Eine der interessantesten Kreationen dürften die Lammfleischscheiben sein, die mit würzig-schwerem Halloumikäse und Karotten gefüllt wurden; sie erweitern das griechische Spektrum der Lammgerichte um eine ganze Dimension (19,90). Deutlich konventioneller, aber immer noch entdeckenswert sind die in einer Sesamkruste gegrillten Kalamari, die mit Salat oder Gemüse und einer Limetten-Olivenöl-Tunke serviert werden (16,80). Den Konventionen am nächsten kommt man im Apla'funky wohl bei den griechischen Klassikern Souflaki und Bifteki, die zwar auch mit kleinen Besonderheiten auf sich aufmerksam machen, aber vor allem durch das gute Material und die sorgfältige Zubereitung überzeugen.
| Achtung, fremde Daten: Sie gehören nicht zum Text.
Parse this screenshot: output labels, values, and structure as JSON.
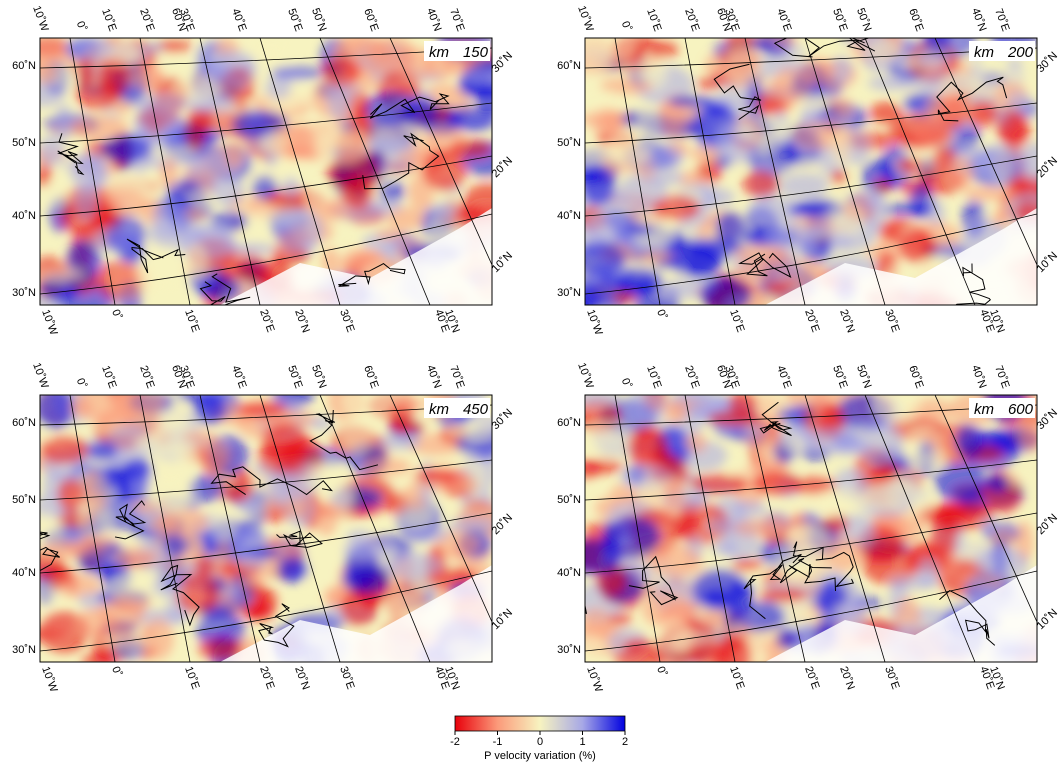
{
  "panels": [
    {
      "unit": "km",
      "depth": "150"
    },
    {
      "unit": "km",
      "depth": "200"
    },
    {
      "unit": "km",
      "depth": "450"
    },
    {
      "unit": "km",
      "depth": "600"
    }
  ],
  "axes": {
    "left": [
      "60˚N",
      "50˚N",
      "40˚N",
      "30˚N"
    ],
    "top": [
      "10˚W",
      "0˚",
      "10˚E",
      "20˚E",
      "60˚N",
      "30˚E",
      "40˚E",
      "50˚E",
      "50˚N",
      "60˚E",
      "40˚N",
      "70˚E"
    ],
    "right": [
      "30˚N",
      "20˚N",
      "10˚N"
    ],
    "bottom": [
      "10˚W",
      "0˚",
      "10˚E",
      "20˚E",
      "20˚N",
      "30˚E",
      "40˚E",
      "10˚N"
    ]
  },
  "colorbar": {
    "ticks": [
      "-2",
      "-1",
      "0",
      "1",
      "2"
    ],
    "label": "P velocity variation (%)",
    "colors": [
      "#e8000b",
      "#fb9a7a",
      "#f7f3c0",
      "#a7a8e6",
      "#0000e0"
    ]
  }
}
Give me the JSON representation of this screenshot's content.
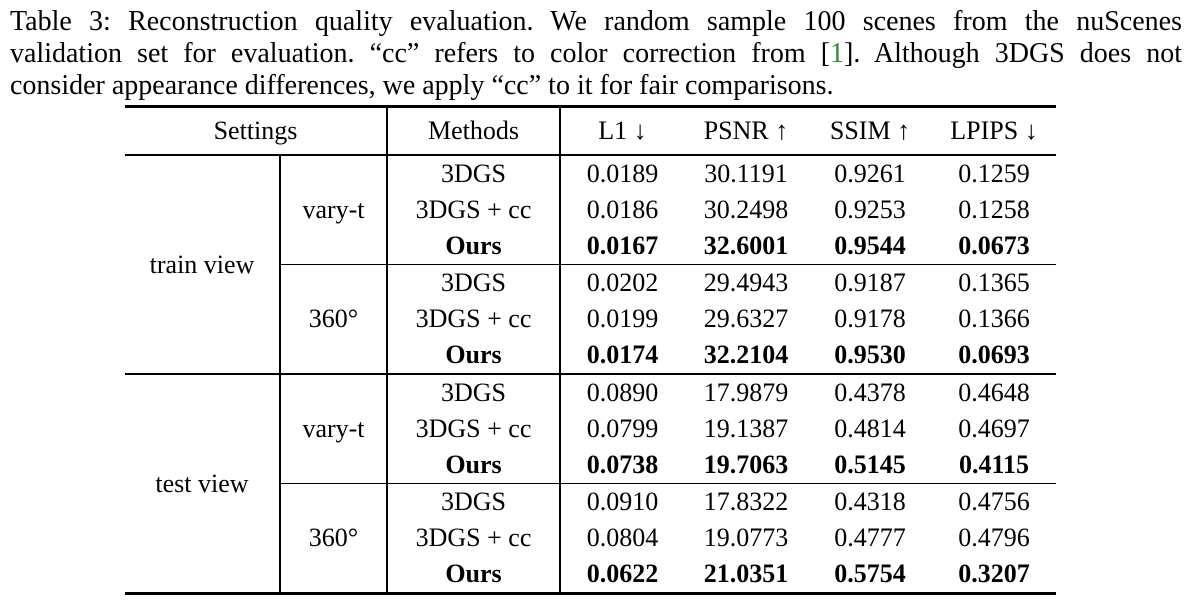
{
  "caption": {
    "line1": "Table 3: Reconstruction quality evaluation.  We random sample 100 scenes from the nuScenes",
    "line2_pre": "validation set for evaluation.  “cc” refers to color correction from [",
    "line2_cite": "1",
    "line2_post": "].  Although 3DGS does not",
    "line3": "consider appearance differences, we apply “cc” to it for fair comparisons."
  },
  "colors": {
    "citation_green": "#2e8b2e",
    "text": "#000000",
    "background": "#ffffff"
  },
  "table": {
    "header": {
      "settings": "Settings",
      "methods": "Methods",
      "metrics": [
        "L1 ↓",
        "PSNR ↑",
        "SSIM ↑",
        "LPIPS ↓"
      ]
    },
    "sections": [
      {
        "view": "train view",
        "groups": [
          {
            "setting": "vary-t",
            "rows": [
              {
                "method": "3DGS",
                "bold": false,
                "values": [
                  "0.0189",
                  "30.1191",
                  "0.9261",
                  "0.1259"
                ]
              },
              {
                "method": "3DGS + cc",
                "bold": false,
                "values": [
                  "0.0186",
                  "30.2498",
                  "0.9253",
                  "0.1258"
                ]
              },
              {
                "method": "Ours",
                "bold": true,
                "values": [
                  "0.0167",
                  "32.6001",
                  "0.9544",
                  "0.0673"
                ]
              }
            ]
          },
          {
            "setting": "360°",
            "rows": [
              {
                "method": "3DGS",
                "bold": false,
                "values": [
                  "0.0202",
                  "29.4943",
                  "0.9187",
                  "0.1365"
                ]
              },
              {
                "method": "3DGS + cc",
                "bold": false,
                "values": [
                  "0.0199",
                  "29.6327",
                  "0.9178",
                  "0.1366"
                ]
              },
              {
                "method": "Ours",
                "bold": true,
                "values": [
                  "0.0174",
                  "32.2104",
                  "0.9530",
                  "0.0693"
                ]
              }
            ]
          }
        ]
      },
      {
        "view": "test view",
        "groups": [
          {
            "setting": "vary-t",
            "rows": [
              {
                "method": "3DGS",
                "bold": false,
                "values": [
                  "0.0890",
                  "17.9879",
                  "0.4378",
                  "0.4648"
                ]
              },
              {
                "method": "3DGS + cc",
                "bold": false,
                "values": [
                  "0.0799",
                  "19.1387",
                  "0.4814",
                  "0.4697"
                ]
              },
              {
                "method": "Ours",
                "bold": true,
                "values": [
                  "0.0738",
                  "19.7063",
                  "0.5145",
                  "0.4115"
                ]
              }
            ]
          },
          {
            "setting": "360°",
            "rows": [
              {
                "method": "3DGS",
                "bold": false,
                "values": [
                  "0.0910",
                  "17.8322",
                  "0.4318",
                  "0.4756"
                ]
              },
              {
                "method": "3DGS + cc",
                "bold": false,
                "values": [
                  "0.0804",
                  "19.0773",
                  "0.4777",
                  "0.4796"
                ]
              },
              {
                "method": "Ours",
                "bold": true,
                "values": [
                  "0.0622",
                  "21.0351",
                  "0.5754",
                  "0.3207"
                ]
              }
            ]
          }
        ]
      }
    ]
  }
}
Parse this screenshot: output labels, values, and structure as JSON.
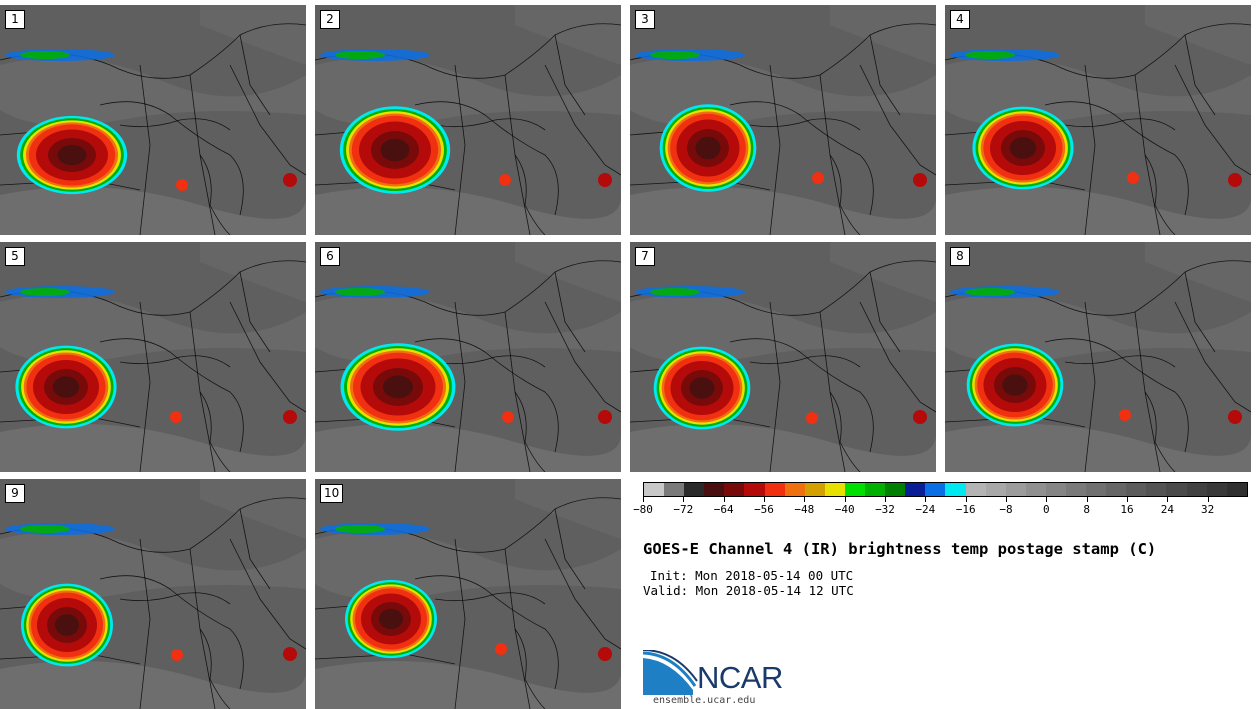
{
  "panels": [
    {
      "label": "1"
    },
    {
      "label": "2"
    },
    {
      "label": "3"
    },
    {
      "label": "4"
    },
    {
      "label": "5"
    },
    {
      "label": "6"
    },
    {
      "label": "7"
    },
    {
      "label": "8"
    },
    {
      "label": "9"
    },
    {
      "label": "10"
    }
  ],
  "colorbar": {
    "colors": [
      "#c8c8c8",
      "#7a7a7a",
      "#2a2a2a",
      "#4a1010",
      "#780a0a",
      "#b40a0a",
      "#f03010",
      "#f07010",
      "#d2a000",
      "#e8e000",
      "#00e000",
      "#00b000",
      "#008000",
      "#0a1e96",
      "#0a6ee6",
      "#00e8f0",
      "#b4b4b4",
      "#a8a8a8",
      "#9c9c9c",
      "#909090",
      "#858585",
      "#7a7a7a",
      "#707070",
      "#666666",
      "#5c5c5c",
      "#535353",
      "#4a4a4a",
      "#414141",
      "#393939",
      "#303030"
    ],
    "tick_labels": [
      "-80",
      "-72",
      "-64",
      "-56",
      "-48",
      "-40",
      "-32",
      "-24",
      "-16",
      "-8",
      "0",
      "8",
      "16",
      "24",
      "32"
    ],
    "min": -80,
    "max": 40,
    "step": 8
  },
  "title": "GOES-E Channel 4 (IR) brightness temp postage stamp (C)",
  "init": "Init: Mon 2018-05-14 00 UTC",
  "valid": "Valid: Mon 2018-05-14 12 UTC",
  "logo": {
    "text": "NCAR",
    "site": "ensemble.ucar.edu"
  }
}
Da der Apla'funky-Wirt in München geboren und quasi in einem erfolgreichen griechischen Lokal in Schwabing aufgewachsen ist, kennt er die Vorlieben der Münchner bestens. Also schenkt er auch Bier vom Fass aus. Bei den offenen Weinen aber konnte er sich auf alte Erfahrungen verlassen. Und bei den Flaschenweinen bietet er einen guten Überblick über die griechischen Landschaften.